Depuis deux ans, les automobilistes toulousains ont pris l’habitude de lever le pied sur la rocade pendant l’été. Désormais, on aura un peu l’impression d’être toute l’année en vacances : le préfet de la Haute-Garonne, Jean-François Carenco a confirmé mardi la décision de limiter définitivement la vitesse sur le périphérique à 90 km/h pour les voitures et 80 km/h pour les poids lourds.

« Nous n’avons que des raisons positives de limiter définitivement ce périphérique à 90 km/h : les études le prouvent, cela diminue chaque été de 10% la pollution donc c’est un meilleur respect de l’environnement toulousain. On vit tous ensemble donc il faut que tout le monde prenne conscience de ce geste simple : rouler moins vite, c’est moins polluer ! », argumente Jean-François Carenco.

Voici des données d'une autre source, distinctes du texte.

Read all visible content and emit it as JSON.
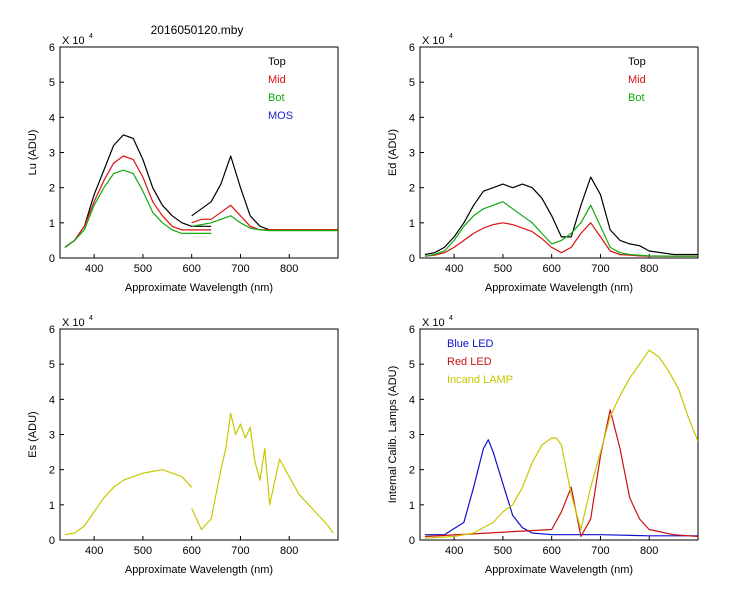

Pour l’environnement, la réduction estivale de la vitesse, c’est tout bénef. Cette année, on a économisé 1 500 tonnes de carburant (-10,1%) et 4 500 tonnes de CO2 (-10,1%). On a évité le rejet dans l’atmosphère de 18 tonnes d’oxydes d’azote (les gaz qui provoquent les pics d’ozone, – 10,9 %), 1,3 tonne de composés organiques volatiles (-0,9%), et 2,4 tonnes de particules en suspension (-18,4%). Chaque jour, c’est comme si 38 000 personnes avaient laissé leur voiture au garage. (1)

Ne pas croire à la solution miracle

Plutôt une très bonne nouvelle donc. Mais cela ne va pas régler tous les problèmes, comme le souligne Alain Ciekanski des Amis de la Terre de Midi-Pyrénées : « Cette décision soutenue à l’unanimité démontre que les mentalités évoluent dans le bon sens. Cependant nous dénonçons toujours la présence des poids lourds qui sont beaucoup trop polluants aux heures d’embouteillage. Ils représentent l’équivalant de 5 à 6 voitures individuelles : leur consommation passe de 40 à 170 litres lorsqu’ils roulent à vitesse réduite. Pour améliorer encore plus ces effets positifs sur la qualité de l’air, tout doit être mis en œuvre pour favoriser les déplacements en transports en commun, le co-voiturage, les modes de déplacements doux et le transfert du transport routier vers le ferroutage qui éviterait l’asphyxie de toutes les grandes agglomérations tant à l’échelle de Toulouse que celle de l’Europe entière ».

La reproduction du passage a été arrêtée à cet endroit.